Inquiétude que je partageais.

-Parce qu'elle n'aime pas cela, éluda-t-il en tapotant le bout de son nez.

L'enfant le fronça, tout sourire.

-Vous êtes un mâle ! me renfrogné-je.

-Vous avez l'œil, me congratula-t-il d'un ton moqueur.

Je me stoppai net.

-Ne vous payez pas ma tête ! Votre truc là, entre...enfin, vous voyez ! Cela ne fait jamais bon ménage dans un lit, en compagnie d'une femelle !

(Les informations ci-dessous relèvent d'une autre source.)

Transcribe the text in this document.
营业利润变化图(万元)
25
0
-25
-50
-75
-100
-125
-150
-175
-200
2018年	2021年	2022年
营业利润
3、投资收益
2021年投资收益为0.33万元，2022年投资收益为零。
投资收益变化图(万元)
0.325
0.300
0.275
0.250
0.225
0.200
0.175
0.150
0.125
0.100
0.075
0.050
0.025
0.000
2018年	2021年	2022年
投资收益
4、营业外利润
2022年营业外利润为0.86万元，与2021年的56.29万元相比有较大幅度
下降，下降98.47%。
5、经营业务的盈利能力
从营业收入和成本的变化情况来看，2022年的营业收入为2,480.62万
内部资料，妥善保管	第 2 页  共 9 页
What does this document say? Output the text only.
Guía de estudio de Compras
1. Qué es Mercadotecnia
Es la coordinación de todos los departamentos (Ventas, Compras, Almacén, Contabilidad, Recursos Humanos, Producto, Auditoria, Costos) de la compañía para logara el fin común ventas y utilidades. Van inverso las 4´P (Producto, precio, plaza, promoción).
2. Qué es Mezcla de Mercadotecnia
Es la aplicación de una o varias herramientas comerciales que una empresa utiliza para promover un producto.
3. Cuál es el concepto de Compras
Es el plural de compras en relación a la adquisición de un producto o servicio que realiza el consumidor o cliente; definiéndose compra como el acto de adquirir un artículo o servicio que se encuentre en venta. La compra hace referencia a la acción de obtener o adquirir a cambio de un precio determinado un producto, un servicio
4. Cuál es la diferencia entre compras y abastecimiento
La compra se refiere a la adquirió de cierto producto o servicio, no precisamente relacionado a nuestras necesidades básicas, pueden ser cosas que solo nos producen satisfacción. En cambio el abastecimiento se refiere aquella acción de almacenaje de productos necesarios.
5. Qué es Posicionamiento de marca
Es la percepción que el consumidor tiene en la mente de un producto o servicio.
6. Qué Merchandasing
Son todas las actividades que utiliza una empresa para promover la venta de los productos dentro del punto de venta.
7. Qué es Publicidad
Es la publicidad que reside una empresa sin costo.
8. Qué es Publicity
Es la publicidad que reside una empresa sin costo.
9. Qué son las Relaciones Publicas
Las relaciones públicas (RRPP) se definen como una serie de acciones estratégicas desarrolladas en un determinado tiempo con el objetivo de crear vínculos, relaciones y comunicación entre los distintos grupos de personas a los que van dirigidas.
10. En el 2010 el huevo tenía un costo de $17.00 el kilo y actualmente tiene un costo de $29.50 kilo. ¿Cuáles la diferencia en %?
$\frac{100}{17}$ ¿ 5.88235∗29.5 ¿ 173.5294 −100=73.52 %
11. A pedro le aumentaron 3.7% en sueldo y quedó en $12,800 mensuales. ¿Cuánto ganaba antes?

Chez les Obscurs, en tout cas, je n'ai jamais eu vent d'une cohabitation pacifique entre deux individus de sexe opposé dans un même lit.

J'accompagnai mon accès de folie d'un vague geste de la main.

-Non, je ne vois pas, railla-t-il.

-Vous me comprenez parfaitement ! m'énervai-je.

-Développez donc. Vous en étiez à « ce truc-là entre ». Entre quoi, Ecclésia ? demanda-t-il d'une voix naïve en haussant un sourcil.

-Entre quoi ? répéta Icanée, hilare, sans rien comprendre au dialogue.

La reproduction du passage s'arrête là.